Improving the Robustness of QA Models to Challenge Sets with Variational Question-Answer Pair Generation

Kazutoshi Shinoda,Saku Sugawara,Akiko Aizawa
DOI: https://doi.org/10.48550/arXiv.2004.03238
2021-06-04
Abstract:Question answering (QA) models for reading comprehension have achieved human-level accuracy on in-distribution test sets. However, they have been demonstrated to lack robustness to challenge sets, whose distribution is different from that of training sets. Existing data augmentation methods mitigate this problem by simply augmenting training sets with synthetic examples sampled from the same distribution as the challenge sets. However, these methods assume that the distribution of a challenge set is known a priori, making them less applicable to unseen challenge sets. In this study, we focus on question-answer pair generation (QAG) to mitigate this problem.

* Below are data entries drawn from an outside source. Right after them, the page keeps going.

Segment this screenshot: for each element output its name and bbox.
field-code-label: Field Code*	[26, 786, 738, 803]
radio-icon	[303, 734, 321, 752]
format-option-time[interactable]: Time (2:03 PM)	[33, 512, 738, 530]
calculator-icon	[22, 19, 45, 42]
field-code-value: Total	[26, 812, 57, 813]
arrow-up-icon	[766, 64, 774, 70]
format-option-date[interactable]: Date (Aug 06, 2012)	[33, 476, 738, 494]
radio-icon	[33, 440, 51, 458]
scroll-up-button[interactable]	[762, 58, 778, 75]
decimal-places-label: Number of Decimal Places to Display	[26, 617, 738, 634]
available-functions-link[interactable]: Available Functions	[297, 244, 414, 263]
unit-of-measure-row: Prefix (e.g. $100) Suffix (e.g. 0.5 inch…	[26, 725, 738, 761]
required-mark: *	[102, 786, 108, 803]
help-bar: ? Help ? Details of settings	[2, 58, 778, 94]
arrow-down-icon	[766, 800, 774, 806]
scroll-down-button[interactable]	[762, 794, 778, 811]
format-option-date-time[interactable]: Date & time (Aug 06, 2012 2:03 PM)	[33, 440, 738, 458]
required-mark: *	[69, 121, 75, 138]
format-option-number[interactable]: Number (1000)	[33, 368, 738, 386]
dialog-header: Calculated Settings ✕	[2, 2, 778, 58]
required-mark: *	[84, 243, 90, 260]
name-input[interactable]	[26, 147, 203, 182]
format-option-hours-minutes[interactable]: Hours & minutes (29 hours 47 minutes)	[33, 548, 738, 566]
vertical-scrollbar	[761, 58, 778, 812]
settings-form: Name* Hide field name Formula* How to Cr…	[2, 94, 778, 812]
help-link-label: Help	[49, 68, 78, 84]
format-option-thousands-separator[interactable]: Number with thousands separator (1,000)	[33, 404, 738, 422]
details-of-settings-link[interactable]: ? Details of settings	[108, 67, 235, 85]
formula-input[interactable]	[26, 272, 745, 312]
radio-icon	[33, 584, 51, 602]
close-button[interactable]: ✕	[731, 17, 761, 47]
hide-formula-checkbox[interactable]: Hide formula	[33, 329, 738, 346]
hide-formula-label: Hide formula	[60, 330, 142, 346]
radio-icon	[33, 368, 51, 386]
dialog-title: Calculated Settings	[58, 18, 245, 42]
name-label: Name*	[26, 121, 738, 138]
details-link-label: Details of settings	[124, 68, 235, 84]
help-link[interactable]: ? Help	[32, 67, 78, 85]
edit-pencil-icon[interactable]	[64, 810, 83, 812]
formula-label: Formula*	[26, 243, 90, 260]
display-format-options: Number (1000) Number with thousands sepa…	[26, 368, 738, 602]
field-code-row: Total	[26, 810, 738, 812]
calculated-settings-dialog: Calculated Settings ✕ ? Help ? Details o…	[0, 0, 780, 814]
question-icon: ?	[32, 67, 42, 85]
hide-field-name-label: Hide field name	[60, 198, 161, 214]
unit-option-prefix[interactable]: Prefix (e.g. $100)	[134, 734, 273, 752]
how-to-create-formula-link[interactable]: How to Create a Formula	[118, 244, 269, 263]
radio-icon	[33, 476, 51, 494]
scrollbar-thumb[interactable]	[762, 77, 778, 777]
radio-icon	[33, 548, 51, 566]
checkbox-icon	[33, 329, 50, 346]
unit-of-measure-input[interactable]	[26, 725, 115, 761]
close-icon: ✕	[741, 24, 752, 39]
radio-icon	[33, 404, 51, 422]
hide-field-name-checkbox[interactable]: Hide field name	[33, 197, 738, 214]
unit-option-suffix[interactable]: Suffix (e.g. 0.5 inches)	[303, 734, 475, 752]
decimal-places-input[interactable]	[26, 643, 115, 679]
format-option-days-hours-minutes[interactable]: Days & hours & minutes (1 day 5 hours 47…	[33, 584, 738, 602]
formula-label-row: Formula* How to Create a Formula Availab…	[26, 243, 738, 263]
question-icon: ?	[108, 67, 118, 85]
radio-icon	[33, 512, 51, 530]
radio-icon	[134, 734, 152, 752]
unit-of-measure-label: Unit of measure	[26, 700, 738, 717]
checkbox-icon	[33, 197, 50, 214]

While most existing QAG methods aim to improve the quality of synthetic examples, we conjecture that diversity-promoting QAG can mitigate the sparsity of training sets and lead to better robustness. We present a variational QAG model that generates multiple diverse QA pairs from a paragraph. Our experiments show that our method can improve the accuracy of 12 challenge sets, as well as the in-distribution accuracy. Our code and data are available at <a class="link-external link-https" href="https://github.com/KazutoshiShinoda/VQAG" rel="external noopener nofollow">this https URL</a>.
Computation and Language,Artificial Intelligence,Machine Learning
What problem does this paper attempt to address?
The problem that this paper attempts to solve is: **Improve the robustness of question - answering (QA) models on challenge datasets**. Specifically, although existing QA models have achieved human - comparable accuracy on in - distribution test sets, their performance on challenge datasets is not robust enough. The distributions of these challenge datasets are different from those of the training sets. Existing data augmentation methods alleviate this problem by sampling synthetic samples from the same distribution as the challenge datasets. However, these methods assume that the distribution of the challenge datasets is known, so their effectiveness is limited when facing unknown challenge datasets. To solve this problem, the author proposes a variational question - answer pair generation model (VQAG) based on variational auto - encoders, aiming to improve the diversity of the training set by generating diverse question - answer pairs, thereby enhancing the robustness of QA models. Specific contributions include: 1. **Propose a variational question - answer pair generation model (VQAG) with explicit KL control**, which can significantly generate diverse answers and questions. 2. **Use this model to construct a synthetic QA dataset** to improve the performance of QA models on in - distribution test sets and achieve results comparable to existing question - answer pair generation (QAG) methods. 3. **Find that this method also achieves meaningful improvements on unseen challenge datasets** and further improves performance through a simple integration method. Through these improvements, the author hopes to significantly improve the robustness of QA models on various challenge datasets without sacrificing in - distribution accuracy.